Harvard University has teamed up with Massachusetts Institution of Technology in an "historic" partnership to launch the online education centre "edX". The project, which launches this autumn, aims to offer education on a mass scale.
Anant Agarwal, president of edX, called the initiative a "revolution".
"There is a revolution dawning in Boston and beyond. This revolution has to do with the pen and the mouse. It's unbelievable. We will have students around the world all collaborating and working together."
Agarwal, who dubbed the partnership the "next big thing", says edX will be available to anyone with an Internet connection and is currently absolutely free.
"Our goal is to educate 1bn people around the world," he added. "We're giving education on a mass scale and we're really excited."
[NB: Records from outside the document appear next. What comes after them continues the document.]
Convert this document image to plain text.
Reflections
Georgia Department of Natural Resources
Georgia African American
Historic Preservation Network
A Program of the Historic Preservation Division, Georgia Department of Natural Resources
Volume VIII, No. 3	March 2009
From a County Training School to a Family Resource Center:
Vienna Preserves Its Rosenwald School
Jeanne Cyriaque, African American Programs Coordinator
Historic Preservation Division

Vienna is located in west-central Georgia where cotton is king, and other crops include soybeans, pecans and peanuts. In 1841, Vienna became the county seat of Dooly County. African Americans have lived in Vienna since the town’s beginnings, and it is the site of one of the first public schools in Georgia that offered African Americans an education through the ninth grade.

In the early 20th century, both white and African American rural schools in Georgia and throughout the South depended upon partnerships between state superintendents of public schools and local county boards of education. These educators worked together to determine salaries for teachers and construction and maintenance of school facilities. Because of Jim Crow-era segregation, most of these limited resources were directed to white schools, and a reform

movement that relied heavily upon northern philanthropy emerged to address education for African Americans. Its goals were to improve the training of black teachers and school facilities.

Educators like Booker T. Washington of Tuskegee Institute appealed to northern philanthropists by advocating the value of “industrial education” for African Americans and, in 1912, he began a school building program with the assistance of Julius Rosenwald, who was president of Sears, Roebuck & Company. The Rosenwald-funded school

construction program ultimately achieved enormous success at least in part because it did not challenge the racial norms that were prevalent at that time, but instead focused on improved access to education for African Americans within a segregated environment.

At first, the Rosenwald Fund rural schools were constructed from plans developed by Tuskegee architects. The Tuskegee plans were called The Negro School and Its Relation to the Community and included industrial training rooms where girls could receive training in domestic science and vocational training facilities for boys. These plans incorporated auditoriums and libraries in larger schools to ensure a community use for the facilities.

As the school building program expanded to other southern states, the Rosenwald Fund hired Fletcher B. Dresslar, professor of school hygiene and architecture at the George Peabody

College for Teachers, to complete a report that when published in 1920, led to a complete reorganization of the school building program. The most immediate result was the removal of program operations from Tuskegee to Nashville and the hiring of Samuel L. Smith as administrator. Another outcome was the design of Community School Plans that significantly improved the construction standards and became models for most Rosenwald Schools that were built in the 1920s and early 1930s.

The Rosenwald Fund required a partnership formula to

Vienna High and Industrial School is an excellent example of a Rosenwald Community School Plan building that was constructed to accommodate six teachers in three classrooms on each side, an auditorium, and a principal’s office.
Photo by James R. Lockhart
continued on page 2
Harvard's president Drew Faust appeared equally enthusiastic about the project, telling the conference, which marked the launch, that edX would "shape the world".
"Today's announcement brings the possibility of transformation through education to the world. edX gives Harvard and MIT an unprecedented opportunity to dramatically extend our collective reach by conducting groundbreaking research into effective education and by extending online access to quality higher education."
The jointly-owned organisation is currently not-for-profit but the setup poses the question as to how the universities will justify charging their current students tuition fees when the world and his wife can get their education free of charge.
Harvard and MIT have ploughed $60m (£38m) into launching the collaboration. A range of courses will be made available which will include video lessons, embedded quizzes and online labs. There will also be opportunities to engage with classmates and the course instructor.
More than a million students will be taking part in the experiment - which certainly looks set to fill edX's ambitions and "revolutionise" the world of education.
Daphne Koller, co-founder of the project, says the development of online courses will raise difficult questions.
"This is causing universities to rethink their value to students," she said.
"The universities in the middle will really have to think about their proposition."